- White-Indian Contact Site also known as Fort Davy Crockett
- U.S. National Register of Historic Places
- Colorado State Register of Historic Properties No. 5MF605
- Location: Browns Park National Wildlife Refuge, Moffat County, Colorado
- Coordinates: 40°47′10.25″N 108°53′39.83″W﻿ / ﻿40.7861806°N 108.8943972°W
- NRHP reference No.: 77001561
- Added to NRHP: March 8, 1977

= Fort Davy Crockett =

Fort Davy Crockett, also called Fort Misery, was a trading post of the late 1830s and early 1840s. The site is located within Browns Park National Wildlife Refuge in Moffat County, Colorado. Unlike most trading posts within the confines of the current state of Colorado, Fort Davy Crockett was located west of the Rocky Mountains in what is now northwestern Colorado. (Note: It is described as being on the Green River and Vermillion Creek in the Brown's Hole area. It is also described as being off of Highway 318 and about one mile northwest of Ladore School, also known as Ladore Hall (40.7802399,-108.8950827). Green River has changed its course over the years, making finding the exact location difficult.)

A site listed on the National Register of Historic Places as White-Indian Contact Site, is apparently this Fort Davy Crockett. It is historically significant due to the contact of European Americans and Native Americans when the trading post was established in the 1830s. Brown's Hole continued to be a rendezvous point for fur trappers and traders when the fort was abandoned.

==Fort and trading post==
The trading post was established between 1832 and 1837 by Phillip Thompson, Prewitt Sinclair, and William Craig.

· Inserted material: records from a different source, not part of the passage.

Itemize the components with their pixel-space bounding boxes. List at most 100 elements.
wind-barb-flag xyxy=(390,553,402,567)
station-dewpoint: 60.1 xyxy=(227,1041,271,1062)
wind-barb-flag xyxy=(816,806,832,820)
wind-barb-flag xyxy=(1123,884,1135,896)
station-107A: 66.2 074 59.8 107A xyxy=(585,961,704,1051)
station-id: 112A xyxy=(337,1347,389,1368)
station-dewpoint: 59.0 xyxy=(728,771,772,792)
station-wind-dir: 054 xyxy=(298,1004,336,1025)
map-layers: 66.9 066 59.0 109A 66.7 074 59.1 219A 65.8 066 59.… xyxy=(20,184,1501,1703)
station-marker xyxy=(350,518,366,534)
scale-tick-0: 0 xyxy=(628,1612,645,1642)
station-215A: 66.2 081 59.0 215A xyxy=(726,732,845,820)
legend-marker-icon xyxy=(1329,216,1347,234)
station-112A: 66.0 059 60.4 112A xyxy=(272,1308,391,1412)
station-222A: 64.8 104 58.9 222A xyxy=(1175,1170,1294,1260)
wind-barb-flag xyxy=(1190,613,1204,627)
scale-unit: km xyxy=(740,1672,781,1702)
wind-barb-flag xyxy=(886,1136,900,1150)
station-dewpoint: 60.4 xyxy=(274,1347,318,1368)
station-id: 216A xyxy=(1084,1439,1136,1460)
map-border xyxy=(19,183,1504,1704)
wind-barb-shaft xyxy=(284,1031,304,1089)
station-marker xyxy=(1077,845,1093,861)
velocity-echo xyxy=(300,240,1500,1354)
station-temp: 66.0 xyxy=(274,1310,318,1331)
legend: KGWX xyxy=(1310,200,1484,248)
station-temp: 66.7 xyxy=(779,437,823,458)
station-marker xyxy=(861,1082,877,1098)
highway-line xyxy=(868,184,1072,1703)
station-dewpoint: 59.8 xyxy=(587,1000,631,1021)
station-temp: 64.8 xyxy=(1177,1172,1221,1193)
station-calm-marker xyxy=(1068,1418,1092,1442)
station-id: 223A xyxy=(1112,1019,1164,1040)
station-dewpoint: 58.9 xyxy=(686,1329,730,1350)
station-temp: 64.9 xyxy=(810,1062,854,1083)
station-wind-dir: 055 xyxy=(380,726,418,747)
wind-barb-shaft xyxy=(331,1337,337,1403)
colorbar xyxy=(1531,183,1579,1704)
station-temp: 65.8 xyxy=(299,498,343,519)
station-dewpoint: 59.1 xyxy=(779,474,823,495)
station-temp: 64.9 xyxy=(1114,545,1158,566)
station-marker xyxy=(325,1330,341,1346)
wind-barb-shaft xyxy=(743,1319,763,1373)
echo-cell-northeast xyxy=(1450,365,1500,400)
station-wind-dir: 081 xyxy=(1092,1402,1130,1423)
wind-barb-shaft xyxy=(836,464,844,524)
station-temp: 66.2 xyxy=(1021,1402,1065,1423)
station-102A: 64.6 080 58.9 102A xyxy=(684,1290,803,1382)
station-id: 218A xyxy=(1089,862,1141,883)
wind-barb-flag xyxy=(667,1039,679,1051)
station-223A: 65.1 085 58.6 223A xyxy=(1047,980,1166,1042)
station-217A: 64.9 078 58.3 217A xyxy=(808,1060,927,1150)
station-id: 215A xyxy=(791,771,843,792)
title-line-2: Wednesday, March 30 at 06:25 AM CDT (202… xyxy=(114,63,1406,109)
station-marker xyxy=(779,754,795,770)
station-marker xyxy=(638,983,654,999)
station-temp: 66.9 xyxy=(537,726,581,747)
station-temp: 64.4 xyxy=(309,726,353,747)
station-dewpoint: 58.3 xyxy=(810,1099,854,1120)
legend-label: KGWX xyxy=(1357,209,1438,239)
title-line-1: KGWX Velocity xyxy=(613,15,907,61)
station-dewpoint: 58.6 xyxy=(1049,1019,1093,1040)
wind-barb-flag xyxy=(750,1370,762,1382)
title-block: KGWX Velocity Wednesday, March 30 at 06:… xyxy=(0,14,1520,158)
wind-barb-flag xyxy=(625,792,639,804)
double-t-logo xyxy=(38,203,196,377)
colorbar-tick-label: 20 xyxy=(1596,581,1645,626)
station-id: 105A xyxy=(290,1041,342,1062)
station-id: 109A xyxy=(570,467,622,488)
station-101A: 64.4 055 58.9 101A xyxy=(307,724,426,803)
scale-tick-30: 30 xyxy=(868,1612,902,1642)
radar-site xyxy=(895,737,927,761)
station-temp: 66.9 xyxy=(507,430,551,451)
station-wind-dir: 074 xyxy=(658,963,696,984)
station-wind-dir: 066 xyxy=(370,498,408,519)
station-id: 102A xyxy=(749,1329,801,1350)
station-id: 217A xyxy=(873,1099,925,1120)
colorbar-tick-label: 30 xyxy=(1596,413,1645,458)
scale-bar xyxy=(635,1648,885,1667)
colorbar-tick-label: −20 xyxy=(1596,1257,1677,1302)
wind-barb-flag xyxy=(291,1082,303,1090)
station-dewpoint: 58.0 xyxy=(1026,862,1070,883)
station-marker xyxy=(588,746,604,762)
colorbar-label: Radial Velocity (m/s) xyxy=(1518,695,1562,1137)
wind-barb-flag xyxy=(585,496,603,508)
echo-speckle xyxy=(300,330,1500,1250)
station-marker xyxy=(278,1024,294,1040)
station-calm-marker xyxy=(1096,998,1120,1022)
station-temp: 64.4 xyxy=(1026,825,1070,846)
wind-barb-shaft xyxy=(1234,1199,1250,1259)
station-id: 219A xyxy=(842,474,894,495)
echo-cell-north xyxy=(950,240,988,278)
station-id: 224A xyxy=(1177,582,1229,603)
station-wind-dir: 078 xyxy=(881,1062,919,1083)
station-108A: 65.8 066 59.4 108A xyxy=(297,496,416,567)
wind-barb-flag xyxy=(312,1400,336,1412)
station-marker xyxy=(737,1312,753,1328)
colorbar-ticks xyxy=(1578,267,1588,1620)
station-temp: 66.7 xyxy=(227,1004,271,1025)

Made of adobe and cottonwood, it was described as a "hollow square of one story cabins, with roofs and floors of mud... Around these were found conical skin lodges of the squaws of the white trappers, who were away on their fall hunt. Here also were the lodges of Mr. Robinson, a trader." Due to "deplorable living conditions", some trappers called it Fort Misery or Fort de Misère. Kit Carson and other mountain men stayed at the trading post, which served many purposes. It was a place to trade furs for money or supplies, a social center, a tavern, and a lodge.

By the winter of 1839, however, inhabitants were starving and resorted to purchasing dogs from Native Americans for meat. This was verified following an archaeological survey that found dog bones at the site. After a reduced demand for beaver fur, the trading post was abandoned by 1844. A historical marker is located at Lodore School, or Lodore Hall, in the wildlife refuge.